Une huître exceptionnelle dans le panier d'Éric et Lanig

Samedi dernier, Eric Thamin et son fils Lanig sont des adeptes de la pêche à pied, pratiquée à la Ville-es-Nonais sur la Rance. Ils ont fait une curieuse découverte. En amont du barrage de l'usine marémotrice, ils ont trouvé une très grosse huître à quelques mètres de la rive. Cette huître pesait 1,9 kg et mesurait 35,5 cm de longueur et 11,5 cm de large.

« Du jamais vu », confie Eric, qui aime la pêche à pied. Revenu à son domicile, à Plouguenast, il décide de l'ouvrir en la mettant sur un barbecue, pour ne pas utiliser le marteau au risque de l'abîmer. « Le mollusque y était, bien vivant ».

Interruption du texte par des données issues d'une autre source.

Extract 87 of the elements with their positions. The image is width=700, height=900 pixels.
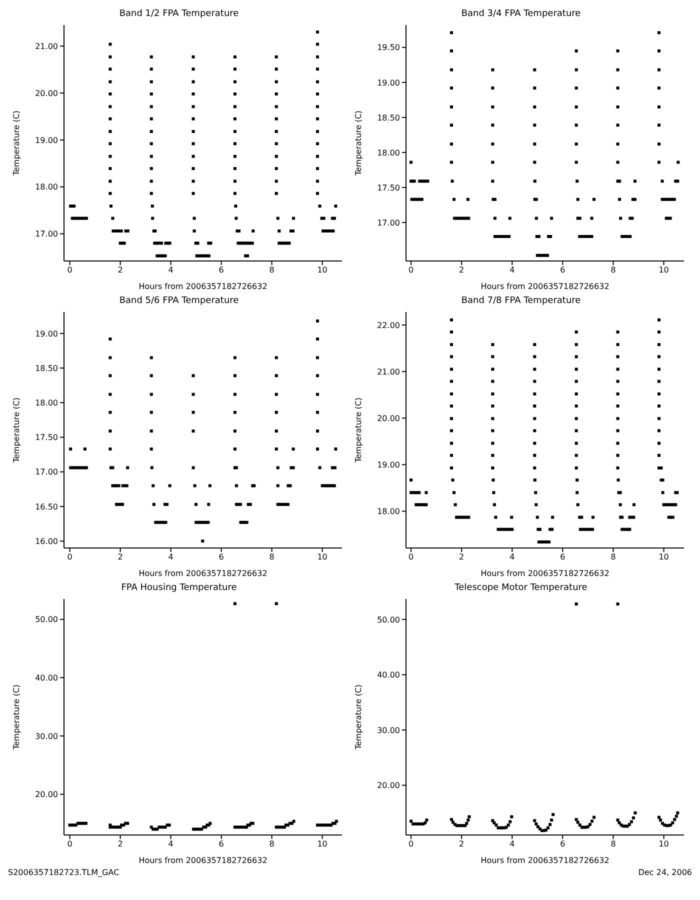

Il consulte internet à la recherche de savoir si cette taille était vraiment exceptionnelle. Le Guiness Book lui donne raison puisque le record du monde est détenu par le Danemark (février 2014) avec une huître de 35 cm de long sur 10,7, une huître pêchée dans les grands fonds.

Plutôt fier de sa découverte, Eric aimerait savoir si elle intéresse un spécialiste ou un scientifique capable de la dater. Son estimation se situe entre 15 et 25 ans.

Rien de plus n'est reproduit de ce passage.